Our review of the week’s news
Other news this week:
3 January 2021
The Guardian: The Moscow metro has hired female drivers for the first time in its recent history, following changes in Russian legislation prohibiting women from many professions. The Russian capital’s transport system, which oversees the sprawling metro network, said in a statement that “the first female electric train drivers in modern history started working for the Moscow metro.” Built in the Soviet era as a communist showpiece, the metro’s trains were historically operated by men because the work was listed on the government’s register of jobs deemed harmful to women’s health.
4 January 2021
Human Rights in Ukraine: Childhood ended abruptly for 20 Crimean Tatar children in 2020, when armed and masked Russian enforcement officers burst into their homes, turned them upside down and took their fathers away. There was no reason for the machine guns, since the searches were about finding – or planting – ‘prohibited literature’, and not one of the men was accused of an actual crime.
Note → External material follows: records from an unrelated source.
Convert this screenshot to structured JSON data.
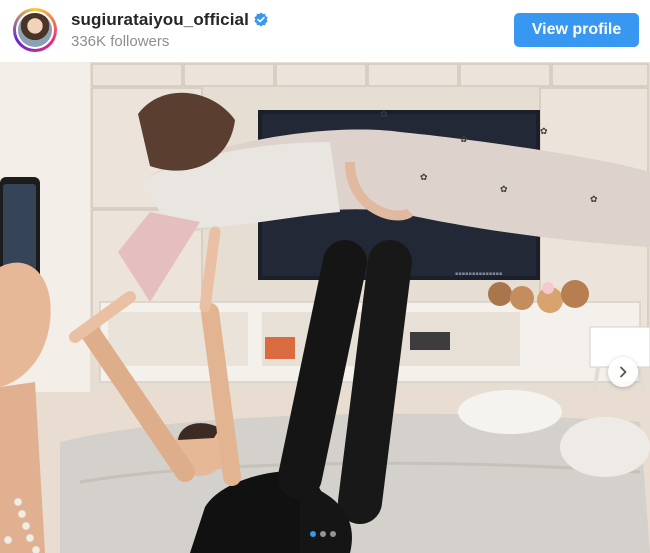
{
  "profile": {
    "username": "sugiurataiyou_official",
    "followers": "336K followers",
    "verified": true,
    "avatar_icon": "profile-avatar"
  },
  "actions": {
    "view_profile_label": "View profile"
  },
  "carousel": {
    "slide_count": 3,
    "active_index": 1,
    "next_icon": "chevron-right-icon"
  },
  "colors": {
    "accent": "#3897f0",
    "text_primary": "#262626",
    "text_secondary": "#8e8e8e"
  }
}
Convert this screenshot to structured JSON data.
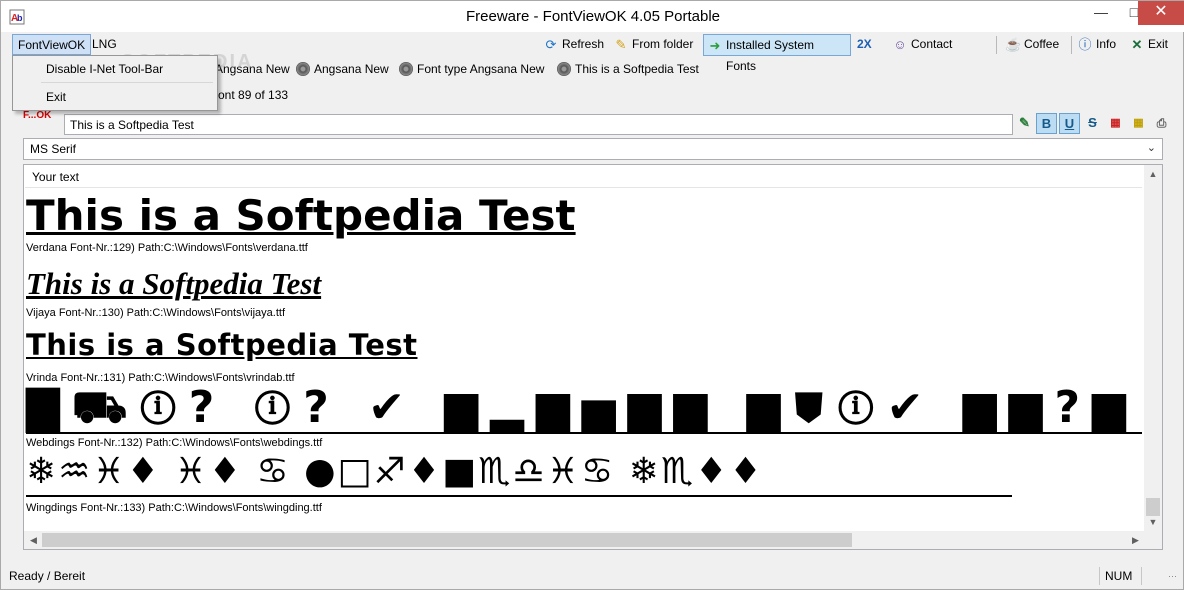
{
  "window": {
    "title": "Freeware - FontViewOK 4.05 Portable"
  },
  "menu": {
    "fontviewok": "FontViewOK",
    "lng": "LNG"
  },
  "dropdown": {
    "item1": "Disable I-Net Tool-Bar",
    "item2": "Exit"
  },
  "toolbar": {
    "refresh": "Refresh",
    "from_folder": "From folder",
    "installed": "Installed System Fonts",
    "twox": "2X",
    "contact": "Contact",
    "coffee": "Coffee",
    "info": "Info",
    "exit": "Exit"
  },
  "recent": [
    "Angsana New",
    "Angsana New",
    "Font type Angsana New",
    "This is a Softpedia Test"
  ],
  "font_info": "ont 89 of 133",
  "input": {
    "value": "This is a Softpedia Test"
  },
  "logo": "F...OK",
  "font_select": {
    "selected": "MS Serif"
  },
  "preview": {
    "header": "Your text",
    "samples": [
      {
        "text": "This is a Softpedia Test",
        "caption": "Verdana Font-Nr.:129) Path:C:\\Windows\\Fonts\\verdana.ttf"
      },
      {
        "text": "This is a Softpedia Test",
        "caption": "Vijaya Font-Nr.:130) Path:C:\\Windows\\Fonts\\vijaya.ttf"
      },
      {
        "text": "This is a Softpedia Test",
        "caption": "Vrinda Font-Nr.:131) Path:C:\\Windows\\Fonts\\vrindab.ttf"
      },
      {
        "text": "▇⛟ⓘ?  ⓘ? ✔ ▆▂▆▅▆▆ ▆⛊ⓘ✔ ▆▆?▆",
        "caption": "Webdings Font-Nr.:132) Path:C:\\Windows\\Fonts\\webdings.ttf"
      },
      {
        "text": "❄♒♓♦  ♓♦  ♋  ●□♐♦■♏♎♓♋  ❄♏♦♦",
        "caption": "Wingdings Font-Nr.:133) Path:C:\\Windows\\Fonts\\wingding.ttf"
      }
    ]
  },
  "status": {
    "text": "Ready / Bereit",
    "num": "NUM"
  },
  "watermark": "SOFTPEDIA",
  "colors": {
    "accent": "#cde0f5",
    "close": "#c74b47"
  }
}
No reason, that is, except for instilling terror, which certainly appears to be one of the main aims of all such ‘operations’. 185 children in Crimea have now had their fathers taken from them, and, if Russia has its way, most will be adults before their fathers return from this new Russian form of deportation. Back in 2016, with arrests becoming ever more frequent, renowned Crimean Tatar journalist Lilya Budzhurova wrote a pivotal article entitled ‘These are our children now’. Repressive measures were swift, with a formal warning issued within a couple of days of “the admissibility of extremist activities”.
5 January 2021
The Moscow Times: Police in Ukraine have received new evidence that may help identify those who ordered the murder of award-winning investigative journalist Pavel Sheremet in 2016. “The documents and audio recordings, the last of which are dated by 2012, are already at the disposal of the investigation,” the police said in a statement. Fragments of these recordings published on the Internet contain the voices of “unidentified persons discussing the murder” of Sheremet, including the option of poisoning him, the statement added. The National Police also said they had received permission to conduct an investigation in an EU country, but did not specify which one.
6 January 2021
Human Rights in Ukraine: In less than three months, Ukrainians who have not taken Russian citizenship face being stripped of their homes or land in occupied Crimea. This follows the brazenly illegal decree passed by Russian President Vladimir Putin on 20 March 2020, prohibiting those falsely dubbed ‘foreigners’ from owning land in around 80% of the peninsula, except for three regions without access to the Black Sea. The move is yet another method by which the occupying state is forcing those Ukrainians who in 2014 refused to take the aggressor state’s citizenship, to either lose their homes or be forced to become Russian citizens. There are likely to be other motives, including straight plunder since the price is likely to be significantly lower than the land’s real value.
7 January 2021
The Moscow Times: Russia surpassed 60,000 confirmed coronavirus deaths Thursday, according to daily official figures. National task force figures showed 506 new deaths and 23,541 infections detected in the past 24 hours. Autopsy-based statistics suggest the official death toll is a fraction of the true number. A total of 3,332,142 cases and 60,457 fatalities have been registered in Russia since the start of the pandemic, around half of Russia’s state statistics agency Rosstat’s own estimate of 116,000 coronavirus-related deaths, not including December fatalities. Medics, statisticians and demographers have questioned Russia’s official Covid-19 fatality numbers since the start of the outbreak in spring, suggesting an effort to downplay its impact.
8 January 2021
The Moscow Times: Russia confirmed 23,652 new coronavirus cases and 454 deaths.